Format maximum

Premiers plans - un billet d'Helen Faradji

GENRE, STYLE.

2009-11-26

    Twilight : New Moon. Ce n’est plus un film, mais un phénomène. Pire même : un raz-de-marée, un cyclone, un 2012 à l’échelle du box-office. Les critiques pourraient bien se mettre à pratiquer des rites vaudous en piquant de trous-trous dans des figurines de Chris Weitz, réalisateur de la chose, ça n’y changerait absolument rien. La preuve? Il n’aura fallu qu’un week-end aux amourettes du vampire et de l’humaine pour se hisser à la 3e place des plus grands succès populaires de l’histoire en Amérique du Nord. Et vlan dans les dents, les critiques.

    Mais qu’on se résigne à accepter dans ce cas-ci (et seulement dans ce cas-ci) la défaite de la portée critique ne doit pas empêcher de se questionner. C’est en réalité un article, paru dans les Inrocks sous la plume alerte de Jean-Marc Lalanne, un des rares à trouver quelques qualités à ce deuxième volet, qui a mis la puce à l’oreille. « Aux USA, les films ont un genre. Pas seulement un genre cinématographique (thriller, comédie…), mais un genre sexué (homme/femme). Ou plutôt les genres cinématographiques sont tellement constitués, s’adressent à des publics si précisément ciblés qu’ils en déterminent le genre (aux mecs les films d’action, aux filles les comédies romantiques…) ». Voilà, toute péremptoire qu’elle est, l’affirmation est lancée. Et derrière elle, la question que pose sans nul doute New Moon : les films ont-ils un sexe?

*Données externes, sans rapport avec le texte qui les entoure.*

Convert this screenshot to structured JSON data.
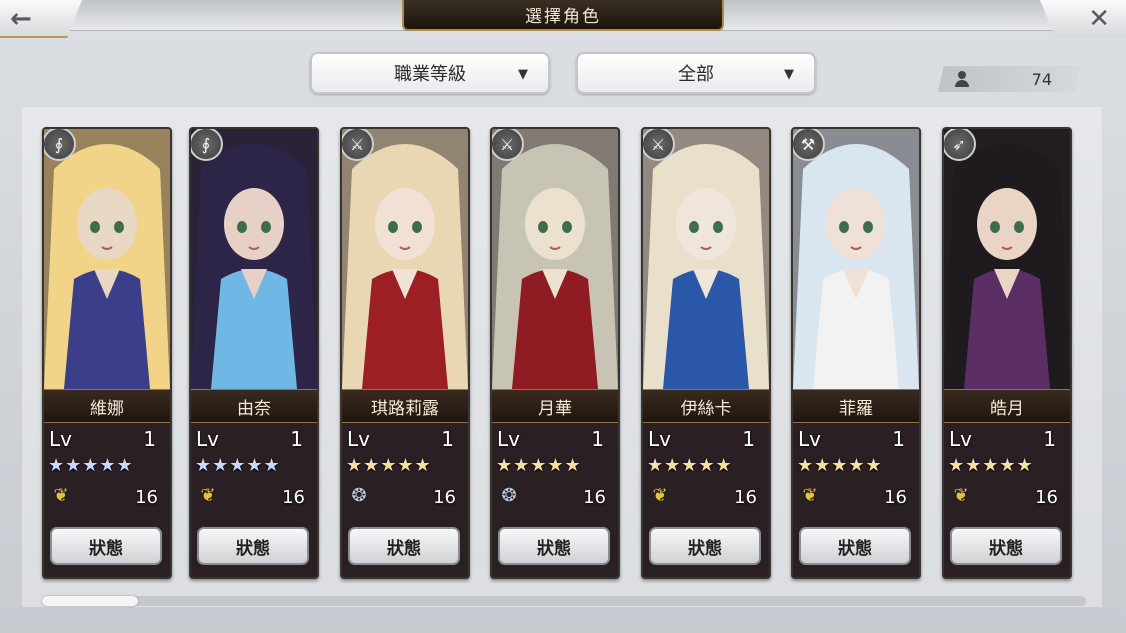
{
  "header": {
    "title": "選擇角色",
    "back_icon": "←",
    "close_icon": "✕"
  },
  "filters": {
    "job_level": "職業等級",
    "category": "全部",
    "caret": "▼"
  },
  "counter": {
    "value": "74"
  },
  "scroll": {
    "position": 0.0
  },
  "characters": [
    {
      "name": "維娜",
      "lv_label": "Lv",
      "level": "1",
      "stars": "★★★★★",
      "star_color": "#c8d8ff",
      "element": "wing",
      "element_glyph": "❦",
      "count": "16",
      "status": "狀態",
      "class_glyph": "∮",
      "palette": [
        "#f1d488",
        "#3b3f8a",
        "#e8d7c3"
      ]
    },
    {
      "name": "由奈",
      "lv_label": "Lv",
      "level": "1",
      "stars": "★★★★★",
      "star_color": "#c8d8ff",
      "element": "wing",
      "element_glyph": "❦",
      "count": "16",
      "status": "狀態",
      "class_glyph": "∮",
      "palette": [
        "#2c2548",
        "#6fb8e6",
        "#e7d1c7"
      ]
    },
    {
      "name": "琪路莉露",
      "lv_label": "Lv",
      "level": "1",
      "stars": "★★★★★",
      "star_color": "#f5e2a2",
      "element": "wind",
      "element_glyph": "❂",
      "count": "16",
      "status": "狀態",
      "class_glyph": "⚔",
      "palette": [
        "#e8d7b2",
        "#9c1f26",
        "#f1e1d4"
      ]
    },
    {
      "name": "月華",
      "lv_label": "Lv",
      "level": "1",
      "stars": "★★★★★",
      "star_color": "#f5e2a2",
      "element": "wind",
      "element_glyph": "❂",
      "count": "16",
      "status": "狀態",
      "class_glyph": "⚔",
      "palette": [
        "#c8c4b4",
        "#8e1c22",
        "#ece0cf"
      ]
    },
    {
      "name": "伊絲卡",
      "lv_label": "Lv",
      "level": "1",
      "stars": "★★★★★",
      "star_color": "#f5e2a2",
      "element": "wing",
      "element_glyph": "❦",
      "count": "16",
      "status": "狀態",
      "class_glyph": "⚔",
      "palette": [
        "#e9e0cc",
        "#2b57a8",
        "#f0e5da"
      ]
    },
    {
      "name": "菲羅",
      "lv_label": "Lv",
      "level": "1",
      "stars": "★★★★★",
      "star_color": "#f5e2a2",
      "element": "wing",
      "element_glyph": "❦",
      "count": "16",
      "status": "狀態",
      "class_glyph": "⚒",
      "palette": [
        "#d9e6ef",
        "#f2f2f2",
        "#efe1d6"
      ]
    },
    {
      "name": "皓月",
      "lv_label": "Lv",
      "level": "1",
      "stars": "★★★★★",
      "star_color": "#f5e2a2",
      "element": "wing",
      "element_glyph": "❦",
      "count": "16",
      "status": "狀態",
      "class_glyph": "➶",
      "palette": [
        "#1e1a1e",
        "#5b2e66",
        "#ead4c6"
      ]
    }
  ]
}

     Après avoir vu la belle Bella se trémousser devant un vampire, puis minauder devant un loup velu, l’idée d’avoir vu un « film de filles » a en effet pu sauter à la gorge de plusieurs. Bien honnêtement, ce deuxième volet a en effet tout d’un Playgirl sur pellicule. Pectoraux de béton exhibés par ces messieurs loups-garous (Taylor Lautner, en particulier, nouvelle machine à séduire usinée par Hollywood), six-pack finement dessiné et crocs de vampires acérés offert en pâture à ces demoiselles à la moindre occasion (Robert Pattinson, l’homme qui faisait glousser les filles), jeune dame poussant de grands soupirs éplorés en regardant ces deux créatures se battre pour son petit cœur (Kristen Stewart), tortillements, gémissements, baisers sous la pluie et autres rêves mouillés : le fantasme est total. Et Jean-Marc Lalanne a d’ailleurs mille fois raison de comprendre le film comme l’aboutissement d’un « rêve de jeune vierge (en ce qu’il semble): se repaître sans fin de l’étape des préliminaires. »

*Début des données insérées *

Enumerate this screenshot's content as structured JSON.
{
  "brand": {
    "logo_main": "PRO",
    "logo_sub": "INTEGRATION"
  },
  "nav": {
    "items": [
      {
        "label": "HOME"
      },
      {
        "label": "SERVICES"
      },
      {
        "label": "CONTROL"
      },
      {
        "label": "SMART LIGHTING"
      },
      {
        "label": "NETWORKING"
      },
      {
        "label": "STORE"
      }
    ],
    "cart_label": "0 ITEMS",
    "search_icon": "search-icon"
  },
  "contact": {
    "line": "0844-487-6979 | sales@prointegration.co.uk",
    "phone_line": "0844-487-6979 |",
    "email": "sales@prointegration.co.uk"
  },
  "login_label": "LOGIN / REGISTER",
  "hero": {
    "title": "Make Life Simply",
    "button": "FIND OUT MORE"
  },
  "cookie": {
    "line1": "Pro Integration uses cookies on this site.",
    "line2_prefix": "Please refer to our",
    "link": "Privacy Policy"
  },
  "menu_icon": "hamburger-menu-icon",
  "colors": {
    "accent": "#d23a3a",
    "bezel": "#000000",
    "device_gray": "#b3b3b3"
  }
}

    Un film de filles, pour filles en tout cas, concocté par un gars. L’idée chicote. Car New Moon, plus qu’un film rose, est d’abord et avant tout un film-recette. Un film formaté, fait pour émoustiller la demoiselle, mais aussi, pour ne pas les décourager, pour faire rêver le monsieur. Il suffit d’aller faire un tour en salles pour le vérifier d’ailleurs. À la sortie de la (très) longue épopée romantoc, lors d’une séance publique un dimanche à 13h, les visages, poilus ou blushés, arboraient tous le même sourire ravi. Faut-il s’en désoler? Sûrement. Car – et pas la peine de montrer les crocs, ça ne fait peur à personne -, New Moon n’a pas le centième des qualités qui faisaient du premier épisode, mis en scène avec finesse et grâce par Catherine Hardwicke (Thirteen) un plaisir, certes un peu coupable, mais tout à fait digne de ce nom. Interminable, faisant du symbolisme à la truelle, réalisé sans la moindre originalité ni recherche, le film applique la formule du film à succès à la lettre. Sans imagination, sans personnalité, New Moon est d’abord et avant tout un film formaté.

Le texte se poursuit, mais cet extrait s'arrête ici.